The casting process

I have cast pretty much every production I have made in the past and I thoroughly enjoyed the process. I know exactly what I am looking for and in some way it’s more cost effective for someone in my circumstances to do the casting than hire anyone from the industry and brief them.

My casting process is slightly different to most (or so the actors have told me). I usually advertise for actors to come down to Canterbury to audition. The ones that do are offered an hour in which they can demonstrate their talent. I’m grateful enough and humbled that they have paid their way to the venue so I think its only fair to grant them the time and respect to do their best.

I start with a formal chat to put them at ease (make them tea, coffee and offer biscuits) and explain my vision of the film. Then I let them do what they have prepared.
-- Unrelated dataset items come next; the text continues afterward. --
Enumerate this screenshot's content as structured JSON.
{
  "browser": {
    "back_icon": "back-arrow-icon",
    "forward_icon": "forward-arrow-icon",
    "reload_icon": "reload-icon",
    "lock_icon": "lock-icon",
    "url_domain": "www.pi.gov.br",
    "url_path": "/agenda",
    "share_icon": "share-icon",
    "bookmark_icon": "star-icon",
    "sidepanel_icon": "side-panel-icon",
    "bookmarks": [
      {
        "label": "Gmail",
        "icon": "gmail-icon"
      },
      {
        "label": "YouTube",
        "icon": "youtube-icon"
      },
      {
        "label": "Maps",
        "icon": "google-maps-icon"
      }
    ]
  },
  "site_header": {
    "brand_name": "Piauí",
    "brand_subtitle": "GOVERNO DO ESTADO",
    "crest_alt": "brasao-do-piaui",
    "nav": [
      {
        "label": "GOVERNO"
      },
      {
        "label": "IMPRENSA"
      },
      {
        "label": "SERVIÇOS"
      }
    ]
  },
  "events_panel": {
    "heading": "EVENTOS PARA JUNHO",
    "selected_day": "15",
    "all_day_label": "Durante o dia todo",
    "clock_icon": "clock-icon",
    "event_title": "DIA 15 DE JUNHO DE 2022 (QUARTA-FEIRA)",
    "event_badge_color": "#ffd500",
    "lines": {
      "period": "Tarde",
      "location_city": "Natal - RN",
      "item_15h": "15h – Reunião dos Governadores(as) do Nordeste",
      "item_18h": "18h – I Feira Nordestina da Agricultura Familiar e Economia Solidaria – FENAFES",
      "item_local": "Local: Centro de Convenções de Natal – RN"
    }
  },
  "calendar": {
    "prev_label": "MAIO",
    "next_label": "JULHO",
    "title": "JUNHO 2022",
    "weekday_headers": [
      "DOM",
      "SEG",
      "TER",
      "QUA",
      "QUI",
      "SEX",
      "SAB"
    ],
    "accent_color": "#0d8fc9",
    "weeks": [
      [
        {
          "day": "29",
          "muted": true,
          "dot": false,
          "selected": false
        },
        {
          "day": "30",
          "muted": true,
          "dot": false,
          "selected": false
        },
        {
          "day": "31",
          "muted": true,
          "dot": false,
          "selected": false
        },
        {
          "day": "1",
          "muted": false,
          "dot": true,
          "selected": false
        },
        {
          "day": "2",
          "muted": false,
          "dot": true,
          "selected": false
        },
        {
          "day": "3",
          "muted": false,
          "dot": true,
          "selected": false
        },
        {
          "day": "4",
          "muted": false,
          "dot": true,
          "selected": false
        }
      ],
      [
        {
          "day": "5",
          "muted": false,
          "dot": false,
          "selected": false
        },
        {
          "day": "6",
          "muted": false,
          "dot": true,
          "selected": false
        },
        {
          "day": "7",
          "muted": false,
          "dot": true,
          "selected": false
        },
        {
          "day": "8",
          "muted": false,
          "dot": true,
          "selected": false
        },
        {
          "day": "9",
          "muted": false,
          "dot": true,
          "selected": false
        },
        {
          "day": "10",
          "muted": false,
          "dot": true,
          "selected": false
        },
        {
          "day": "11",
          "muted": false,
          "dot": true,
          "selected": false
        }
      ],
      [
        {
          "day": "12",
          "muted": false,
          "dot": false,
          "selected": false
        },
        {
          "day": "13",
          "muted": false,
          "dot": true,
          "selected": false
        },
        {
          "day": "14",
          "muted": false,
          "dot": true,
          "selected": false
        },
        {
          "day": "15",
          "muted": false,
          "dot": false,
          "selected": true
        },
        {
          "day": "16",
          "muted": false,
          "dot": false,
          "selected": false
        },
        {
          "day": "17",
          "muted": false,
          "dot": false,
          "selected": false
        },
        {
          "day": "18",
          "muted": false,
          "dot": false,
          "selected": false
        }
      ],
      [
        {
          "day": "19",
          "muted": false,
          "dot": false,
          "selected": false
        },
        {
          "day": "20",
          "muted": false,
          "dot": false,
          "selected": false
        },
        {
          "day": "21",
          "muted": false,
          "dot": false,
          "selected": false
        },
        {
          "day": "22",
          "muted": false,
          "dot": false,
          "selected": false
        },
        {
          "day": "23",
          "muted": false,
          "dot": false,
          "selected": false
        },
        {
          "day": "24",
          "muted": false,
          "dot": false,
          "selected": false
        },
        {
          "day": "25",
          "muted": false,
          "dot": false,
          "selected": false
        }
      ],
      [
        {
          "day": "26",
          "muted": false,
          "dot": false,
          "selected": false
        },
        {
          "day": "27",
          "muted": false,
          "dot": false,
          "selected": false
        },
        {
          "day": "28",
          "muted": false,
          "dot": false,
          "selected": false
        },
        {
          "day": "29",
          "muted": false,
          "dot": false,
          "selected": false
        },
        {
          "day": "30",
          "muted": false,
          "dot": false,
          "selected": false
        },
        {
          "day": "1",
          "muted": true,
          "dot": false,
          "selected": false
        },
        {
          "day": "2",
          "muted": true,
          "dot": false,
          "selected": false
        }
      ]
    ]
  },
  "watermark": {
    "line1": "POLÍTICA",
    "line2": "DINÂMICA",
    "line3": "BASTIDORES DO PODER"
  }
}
I make sure I have sent them the necessary pages before and info on their character so they know ‘who’ they are.

My assistant films them and I make notes afterwards on their strengths or weaknesses. Pretty much after 10 minutes you know whether you’re onto something. Sometimes their talent might be great but not fitting to the part so if I like their craft, attitude, delivery and personality, I can either write them in the script or immediately line them up for a secondary/minor role.

If you see someone whose charisma can add to your story and they bring something, then why not take advantage of it and offer them a chance? You both benefit in the end. Bottom line is if they have made the effort to do their best they will be rewarded. That is another advantage that writers/directors have. Since you’re so close to the material you can adjust scenes without a second thought. You can tweak scenes, play around, add and see through the actors’ faces things you haven’t even imagined on the page. There’s a whole new dimension added to the story while casting and I wouldn’t miss that for the world.

If I see nerves have taken over and the actors are not giving me their best but sense they can do more, I offer them freeloading improvisations with the reader. I try in the time I have left to push their boundaries and to establish their range, then I can make my decision easier. I have to add that there are times where the audition queue is long enough for me to take 15- 20 minutes on each actor. In that case I do the in-depth on the recalls.

I find improvisations are a key in making the actor relaxed and also for the director to see them naturally engaging with someone. You can tell a lot from how they interact, their timing, their humour, their boundaries, their attitude.

There was an actress who was stilted in improvs but rather good and efficient at her audition part. That paused a dilemma for me as I wondered how easy she would slip in and out of situations on the actual shoot. Some directors would have no issues with it, personally I like the actors to be able to jump in hot soup and swim. I want them to like that too. To experiment with risk and fear. To be comfortable doing so, knowing that it’s all part of the delivering process.

Many actors on their way out after an exhausting audition told me how much they’ve enjoyed it, how personal it all was and how much they gained in that hour. I feel truly honored to hear that.

Choosing your ‘characters’ is a very instinctive process. I can’t hide the fact that you do choose not just based on talent but on personality and attitude. You might get a great actor but if s/he acts arrogantly it immediately puts you off.

We both wanted the element of surprise, two new faces that would reveal their agenda and what they are capable of, as the film unfolded.